Mathematical induction Follows Thus:
$1.$ The basis (base case): prove that the statement holds for the first natural number $n$. Usually, $n = 0$ or $n = 1$.
$2.$ The inductive step: prove that, if the statement holds for some natural number $n$, then the statement holds for $n + 1$.
For example, when $F_{n}$ is the $n$th Fibonacci Number, it is known that $${ { F }_{ 1 } }^{ 2 }+{ { F }_{ 2 } }^{ 2 }+\dots+{ { F }_{ n } }^{ 2 }=F_nF_{n+1}$$
$1$. When $n=1$, ${ { F }_{ 1 } }^{ 2 }=1=F_1F_{2}$
$2$. Assume that the statement is true for $n-1$. Then ${ { F }_{ 1 } }^{ 2 }+{ { F }_{ 2 } }^{ 2 }+\dots+{ { F }_{ n } }^{ 2 }=F_nF_{n-1}+{ { F }_{ n } }^{ 2 }=F_nF_{n+1}$.
However, what if we show that if the statement is not true for $n+1$, then it is not true for $n$? For example, assume ${ { F }_{ 1 } }^{ 2 }+{ { F }_{ 2 } }^{ 2 }+\dots+{ { F }_{ n } }^{ 2 }\neq F_nF_{n+1}$.
Substracting ${ { F }_{ n } }^{ 2 }$ on both sides gives us that ${ { F }_{ 1 } }^{ 2 }+{ { F }_{ 2 } }^{ 2 }+\dots+{ { F }_{ n-1 } }^{ 2 }\neq F_nF_{n-1}$.
Keep substracting ${ { F }_{ i } }^{ 2 }$, and this gives us that ${ { F }_{ 1 } }^{ 2 } \neq F_1F_{2}$. A contradiction.

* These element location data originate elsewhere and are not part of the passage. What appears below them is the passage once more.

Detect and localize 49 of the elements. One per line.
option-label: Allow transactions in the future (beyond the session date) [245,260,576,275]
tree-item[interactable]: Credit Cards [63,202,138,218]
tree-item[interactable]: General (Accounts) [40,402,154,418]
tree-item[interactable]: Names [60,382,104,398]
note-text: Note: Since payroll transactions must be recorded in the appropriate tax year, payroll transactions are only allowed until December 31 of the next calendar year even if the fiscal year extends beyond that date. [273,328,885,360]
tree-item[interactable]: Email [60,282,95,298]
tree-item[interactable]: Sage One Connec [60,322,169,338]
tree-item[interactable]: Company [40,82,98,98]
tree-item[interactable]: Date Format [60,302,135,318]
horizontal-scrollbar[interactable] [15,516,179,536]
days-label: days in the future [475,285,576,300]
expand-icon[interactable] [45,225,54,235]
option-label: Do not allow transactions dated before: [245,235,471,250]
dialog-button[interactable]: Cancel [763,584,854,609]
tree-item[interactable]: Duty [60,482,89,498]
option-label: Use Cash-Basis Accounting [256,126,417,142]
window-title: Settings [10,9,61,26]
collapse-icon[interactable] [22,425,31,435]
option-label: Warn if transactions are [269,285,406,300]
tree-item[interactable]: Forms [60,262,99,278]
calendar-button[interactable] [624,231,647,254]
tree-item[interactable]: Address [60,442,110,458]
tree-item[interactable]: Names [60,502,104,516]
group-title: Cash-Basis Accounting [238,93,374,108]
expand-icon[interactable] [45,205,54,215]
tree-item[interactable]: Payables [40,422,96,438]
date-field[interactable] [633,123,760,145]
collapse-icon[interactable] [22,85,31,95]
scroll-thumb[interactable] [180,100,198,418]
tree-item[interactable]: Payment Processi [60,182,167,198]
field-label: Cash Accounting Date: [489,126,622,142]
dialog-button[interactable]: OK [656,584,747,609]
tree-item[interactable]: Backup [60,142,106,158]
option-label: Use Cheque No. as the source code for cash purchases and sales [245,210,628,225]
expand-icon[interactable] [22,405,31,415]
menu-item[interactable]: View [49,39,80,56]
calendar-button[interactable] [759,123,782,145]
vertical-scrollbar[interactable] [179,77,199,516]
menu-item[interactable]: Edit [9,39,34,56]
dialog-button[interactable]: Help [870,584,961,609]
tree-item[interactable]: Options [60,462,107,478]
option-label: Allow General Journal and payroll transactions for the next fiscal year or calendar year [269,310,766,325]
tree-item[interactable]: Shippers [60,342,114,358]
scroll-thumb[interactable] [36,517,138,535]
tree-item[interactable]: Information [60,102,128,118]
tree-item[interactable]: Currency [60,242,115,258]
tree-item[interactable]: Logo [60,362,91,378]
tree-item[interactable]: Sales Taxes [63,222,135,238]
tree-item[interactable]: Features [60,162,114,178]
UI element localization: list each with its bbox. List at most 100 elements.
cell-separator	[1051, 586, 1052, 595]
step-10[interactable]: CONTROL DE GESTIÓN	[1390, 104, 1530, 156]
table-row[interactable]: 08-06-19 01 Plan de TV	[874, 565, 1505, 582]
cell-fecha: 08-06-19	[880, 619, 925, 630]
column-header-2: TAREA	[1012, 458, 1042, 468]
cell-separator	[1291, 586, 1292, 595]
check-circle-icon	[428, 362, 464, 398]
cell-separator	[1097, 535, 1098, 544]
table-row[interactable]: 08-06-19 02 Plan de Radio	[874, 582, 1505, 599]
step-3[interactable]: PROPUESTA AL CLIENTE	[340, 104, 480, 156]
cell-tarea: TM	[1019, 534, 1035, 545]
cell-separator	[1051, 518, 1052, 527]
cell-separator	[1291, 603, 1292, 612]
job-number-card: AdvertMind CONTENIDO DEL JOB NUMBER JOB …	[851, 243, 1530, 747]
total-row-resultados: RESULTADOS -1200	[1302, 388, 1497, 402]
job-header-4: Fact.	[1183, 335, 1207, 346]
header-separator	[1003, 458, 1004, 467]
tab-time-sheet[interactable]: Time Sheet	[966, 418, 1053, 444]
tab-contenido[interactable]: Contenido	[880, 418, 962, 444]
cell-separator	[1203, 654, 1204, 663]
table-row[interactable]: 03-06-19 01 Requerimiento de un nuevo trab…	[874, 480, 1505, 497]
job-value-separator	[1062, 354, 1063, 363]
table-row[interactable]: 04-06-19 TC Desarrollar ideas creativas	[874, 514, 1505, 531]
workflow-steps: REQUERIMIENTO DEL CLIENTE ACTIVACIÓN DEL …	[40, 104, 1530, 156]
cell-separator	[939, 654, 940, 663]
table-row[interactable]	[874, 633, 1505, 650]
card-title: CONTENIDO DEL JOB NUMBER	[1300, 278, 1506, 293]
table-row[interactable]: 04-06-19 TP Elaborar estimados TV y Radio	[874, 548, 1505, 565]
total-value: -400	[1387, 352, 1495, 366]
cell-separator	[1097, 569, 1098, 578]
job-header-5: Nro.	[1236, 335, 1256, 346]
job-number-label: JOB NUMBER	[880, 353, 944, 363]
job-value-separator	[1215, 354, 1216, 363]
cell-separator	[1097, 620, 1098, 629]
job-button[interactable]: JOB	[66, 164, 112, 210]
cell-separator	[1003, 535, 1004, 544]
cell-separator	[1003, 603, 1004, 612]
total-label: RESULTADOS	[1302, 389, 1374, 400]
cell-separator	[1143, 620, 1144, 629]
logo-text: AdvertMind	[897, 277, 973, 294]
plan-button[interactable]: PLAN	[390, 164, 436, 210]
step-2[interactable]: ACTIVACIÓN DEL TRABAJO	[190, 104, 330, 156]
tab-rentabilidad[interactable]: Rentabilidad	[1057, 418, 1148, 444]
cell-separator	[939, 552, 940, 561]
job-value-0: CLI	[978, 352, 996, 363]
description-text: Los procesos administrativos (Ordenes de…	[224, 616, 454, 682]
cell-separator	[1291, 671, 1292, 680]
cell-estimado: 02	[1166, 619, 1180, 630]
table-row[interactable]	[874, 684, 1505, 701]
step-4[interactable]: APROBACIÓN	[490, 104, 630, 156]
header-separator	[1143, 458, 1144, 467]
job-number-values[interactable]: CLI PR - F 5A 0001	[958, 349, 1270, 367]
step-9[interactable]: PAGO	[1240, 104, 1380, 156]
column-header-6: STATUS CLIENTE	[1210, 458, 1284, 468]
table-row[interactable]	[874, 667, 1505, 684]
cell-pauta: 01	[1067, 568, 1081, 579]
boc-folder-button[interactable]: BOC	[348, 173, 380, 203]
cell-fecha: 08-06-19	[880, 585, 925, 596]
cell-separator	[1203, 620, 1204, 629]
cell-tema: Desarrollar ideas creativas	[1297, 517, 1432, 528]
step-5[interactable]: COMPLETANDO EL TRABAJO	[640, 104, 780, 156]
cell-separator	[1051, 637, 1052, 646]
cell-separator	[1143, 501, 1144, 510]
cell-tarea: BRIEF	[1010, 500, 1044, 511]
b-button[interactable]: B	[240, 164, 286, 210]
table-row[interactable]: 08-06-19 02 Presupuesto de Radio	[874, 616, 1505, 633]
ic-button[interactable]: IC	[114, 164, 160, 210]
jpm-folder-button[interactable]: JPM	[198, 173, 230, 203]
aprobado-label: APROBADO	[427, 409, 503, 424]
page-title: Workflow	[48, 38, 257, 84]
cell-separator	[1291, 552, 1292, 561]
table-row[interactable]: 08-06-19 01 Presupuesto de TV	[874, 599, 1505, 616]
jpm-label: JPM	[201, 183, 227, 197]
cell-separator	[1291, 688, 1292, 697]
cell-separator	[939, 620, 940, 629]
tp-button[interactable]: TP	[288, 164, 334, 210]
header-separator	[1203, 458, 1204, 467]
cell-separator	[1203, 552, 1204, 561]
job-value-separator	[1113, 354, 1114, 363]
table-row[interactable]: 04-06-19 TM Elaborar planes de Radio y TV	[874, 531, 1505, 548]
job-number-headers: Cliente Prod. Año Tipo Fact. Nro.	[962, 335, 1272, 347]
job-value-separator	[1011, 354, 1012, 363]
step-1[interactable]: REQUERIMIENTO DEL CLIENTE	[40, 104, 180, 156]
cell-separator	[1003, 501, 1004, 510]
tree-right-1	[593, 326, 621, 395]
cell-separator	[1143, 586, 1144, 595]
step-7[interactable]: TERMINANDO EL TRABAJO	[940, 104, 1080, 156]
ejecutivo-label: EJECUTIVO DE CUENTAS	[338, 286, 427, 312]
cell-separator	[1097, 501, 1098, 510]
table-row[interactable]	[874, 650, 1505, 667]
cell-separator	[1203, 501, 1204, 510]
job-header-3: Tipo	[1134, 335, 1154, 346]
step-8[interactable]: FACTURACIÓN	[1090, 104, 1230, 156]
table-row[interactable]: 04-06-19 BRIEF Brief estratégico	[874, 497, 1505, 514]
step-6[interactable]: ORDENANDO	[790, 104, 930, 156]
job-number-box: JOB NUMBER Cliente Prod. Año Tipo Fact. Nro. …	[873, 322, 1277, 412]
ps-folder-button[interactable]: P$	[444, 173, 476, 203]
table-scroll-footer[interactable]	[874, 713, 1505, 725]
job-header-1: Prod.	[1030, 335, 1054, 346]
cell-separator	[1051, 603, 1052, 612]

It appeared to me that this was not induction, rather a proof by contradiction. Is this or is this not mathematical induction? Any insight would be appreciated.
It is an inductive proof. When you have an inductive proof you require two "subproofs" a proof for the base step and a proof for the inductive step. In this case your proof for the inductive step is a proof by contradiction.